# Looking for low profile AM helmet suggestions



## Mapkos13 (Mar 5, 2004)

Had a Giro E2 at one time but went to the road. Now that I'm back in the woods I'm looking for a helmet that's not like a huge pumpkin on your head! 

If anyone has a suggestion for a nice small looking helmet that would be awesome. 

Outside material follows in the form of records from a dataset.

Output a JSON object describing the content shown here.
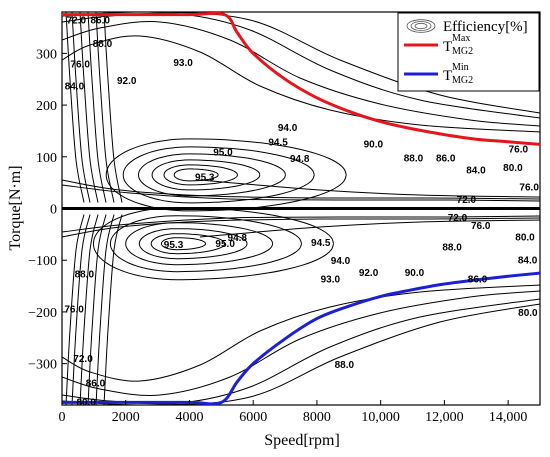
{
  "chart_data": {
    "type": "contour",
    "xlabel": "Speed[rpm]",
    "ylabel": "Torque[N·m]",
    "xlim": [
      0,
      15000
    ],
    "ylim": [
      -380,
      380
    ],
    "x_ticks": [
      0,
      2000,
      4000,
      6000,
      8000,
      10000,
      12000,
      14000
    ],
    "x_tick_labels": [
      "0",
      "2000",
      "4000",
      "6000",
      "8000",
      "10,000",
      "12,000",
      "14,000"
    ],
    "y_ticks": [
      300,
      200,
      100,
      0,
      -100,
      -200,
      -300
    ],
    "y_tick_labels": [
      "300",
      "200",
      "100",
      "0",
      "−100",
      "−200",
      "−300"
    ],
    "legend": {
      "position": "top-right",
      "entries": [
        {
          "label": "Efficiency[%]",
          "kind": "contour"
        },
        {
          "label": "T",
          "sup": "Max",
          "sub": "MG2",
          "color": "#e8141b"
        },
        {
          "label": "T",
          "sup": "Min",
          "sub": "MG2",
          "color": "#1c1fd6"
        }
      ]
    },
    "efficiency_levels": [
      72.0,
      76.0,
      80.0,
      84.0,
      86.0,
      88.0,
      90.0,
      92.0,
      93.0,
      94.0,
      94.5,
      94.8,
      95.0,
      95.3
    ],
    "contour_labels": [
      {
        "text": "72.0",
        "x": 450,
        "y": 365
      },
      {
        "text": "86.0",
        "x": 1200,
        "y": 365
      },
      {
        "text": "88.0",
        "x": 1270,
        "y": 319
      },
      {
        "text": "76.0",
        "x": 570,
        "y": 279
      },
      {
        "text": "84.0",
        "x": 390,
        "y": 237
      },
      {
        "text": "92.0",
        "x": 2030,
        "y": 248
      },
      {
        "text": "93.0",
        "x": 3800,
        "y": 282
      },
      {
        "text": "94.0",
        "x": 7080,
        "y": 157
      },
      {
        "text": "94.5",
        "x": 6780,
        "y": 129
      },
      {
        "text": "95.0",
        "x": 5050,
        "y": 109
      },
      {
        "text": "94.8",
        "x": 7460,
        "y": 97
      },
      {
        "text": "95.3",
        "x": 4480,
        "y": 61
      },
      {
        "text": "90.0",
        "x": 9770,
        "y": 125
      },
      {
        "text": "88.0",
        "x": 11030,
        "y": 98
      },
      {
        "text": "86.0",
        "x": 12040,
        "y": 98
      },
      {
        "text": "84.0",
        "x": 12990,
        "y": 74
      },
      {
        "text": "76.0",
        "x": 14320,
        "y": 115
      },
      {
        "text": "80.0",
        "x": 14150,
        "y": 79
      },
      {
        "text": "76.0",
        "x": 14660,
        "y": 42
      },
      {
        "text": "72.0",
        "x": 12690,
        "y": 17
      },
      {
        "text": "72.0",
        "x": 12410,
        "y": -17
      },
      {
        "text": "76.0",
        "x": 13140,
        "y": -33
      },
      {
        "text": "80.0",
        "x": 14530,
        "y": -55
      },
      {
        "text": "88.0",
        "x": 12240,
        "y": -74
      },
      {
        "text": "84.0",
        "x": 14610,
        "y": -100
      },
      {
        "text": "86.0",
        "x": 13040,
        "y": -136
      },
      {
        "text": "95.3",
        "x": 3500,
        "y": -70
      },
      {
        "text": "95.0",
        "x": 5120,
        "y": -68
      },
      {
        "text": "94.8",
        "x": 5500,
        "y": -56
      },
      {
        "text": "94.5",
        "x": 8120,
        "y": -66
      },
      {
        "text": "94.0",
        "x": 8740,
        "y": -101
      },
      {
        "text": "93.0",
        "x": 8420,
        "y": -136
      },
      {
        "text": "92.0",
        "x": 9620,
        "y": -124
      },
      {
        "text": "90.0",
        "x": 11060,
        "y": -124
      },
      {
        "text": "88.0",
        "x": 700,
        "y": -127
      },
      {
        "text": "76.0",
        "x": 380,
        "y": -194
      },
      {
        "text": "72.0",
        "x": 660,
        "y": -290
      },
      {
        "text": "86.0",
        "x": 1050,
        "y": -337
      },
      {
        "text": "80.0",
        "x": 760,
        "y": -374
      },
      {
        "text": "88.0",
        "x": 8860,
        "y": -302
      },
      {
        "text": "80.0",
        "x": 14620,
        "y": -201
      }
    ],
    "series": [
      {
        "name": "T_MG2^Max",
        "color": "#e8141b",
        "x": [
          0,
          2000,
          4000,
          5100,
          5500,
          6000,
          7000,
          8000,
          9000,
          10000,
          11000,
          12000,
          13000,
          14000,
          15000
        ],
        "y": [
          375,
          375,
          375,
          375,
          340,
          300,
          250,
          214,
          188,
          168,
          154,
          143,
          134,
          129,
          124
        ]
      },
      {
        "name": "T_MG2^Min",
        "color": "#1c1fd6",
        "x": [
          0,
          2000,
          4000,
          5000,
          5500,
          6000,
          7000,
          8000,
          9000,
          10000,
          11000,
          12000,
          13000,
          14000,
          15000
        ],
        "y": [
          -375,
          -375,
          -375,
          -375,
          -335,
          -300,
          -252,
          -213,
          -189,
          -170,
          -157,
          -146,
          -138,
          -131,
          -125
        ]
      }
    ]
  }
}
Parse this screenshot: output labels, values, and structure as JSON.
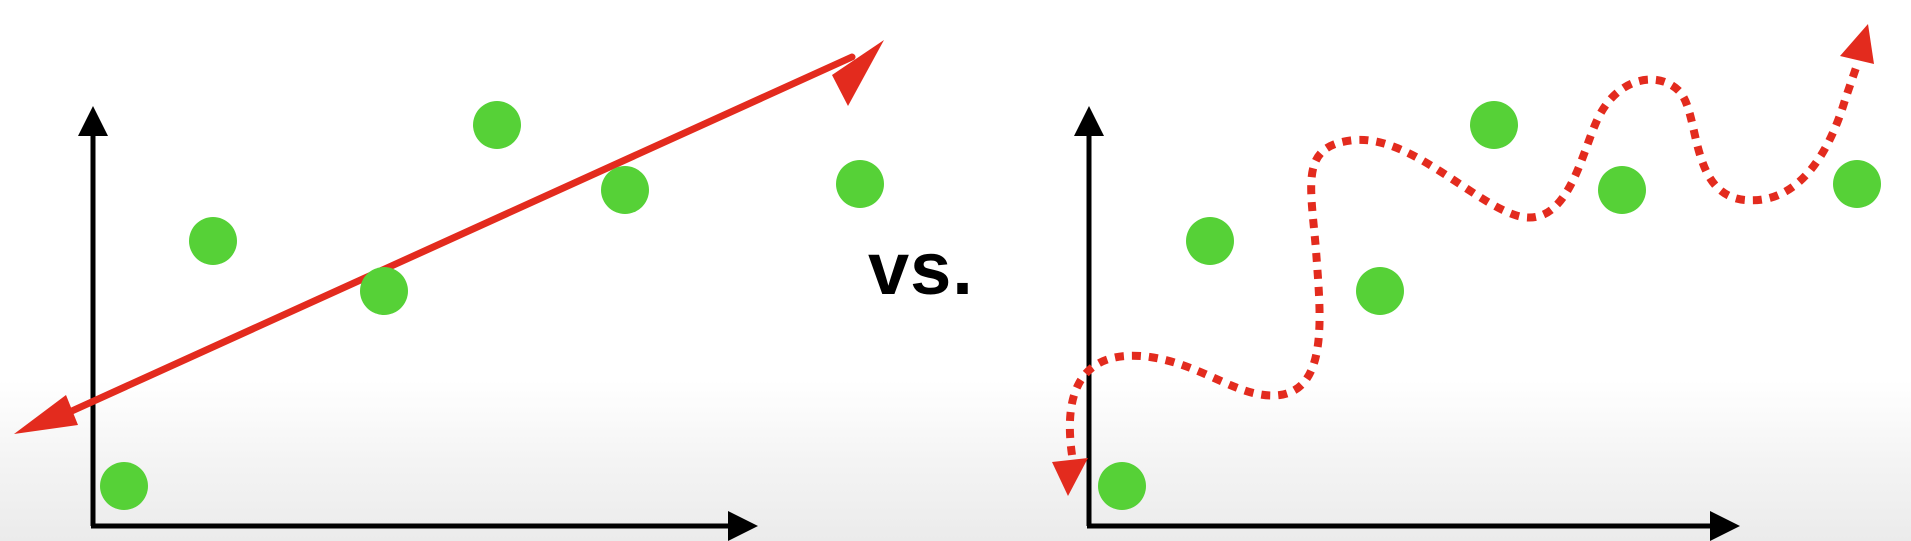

My head measures 22.5" btw. 

I liked the E2 but smaller profile would be even better

Thanks for the input!


----------



## ronyc (Aug 27, 2008)

I have my eye on this one:

Giro Feature Helmet from Hucknroll.com


----------



## Pike14 (Mar 22, 2011)

Love my Fox Flux. Great coverage and awesome fit. I come from a road background and it feels just like most of my road helmets used to. Excellent helmet and you can find them pretty cheap right now.


----------



## happyriding (May 9, 2008)

Pike14 said:


> Love my Fox Flux. Great coverage and awesome fit. I come from a road background and it feels just like most of my road helmets used to. Excellent helmet and you can find them pretty cheap right now.


+1. I think my Fox Flux is a nicer helmet than my pricier road helmets. It fits better, and the details are nicer, for instance the pads don't delaminate after one month.


----------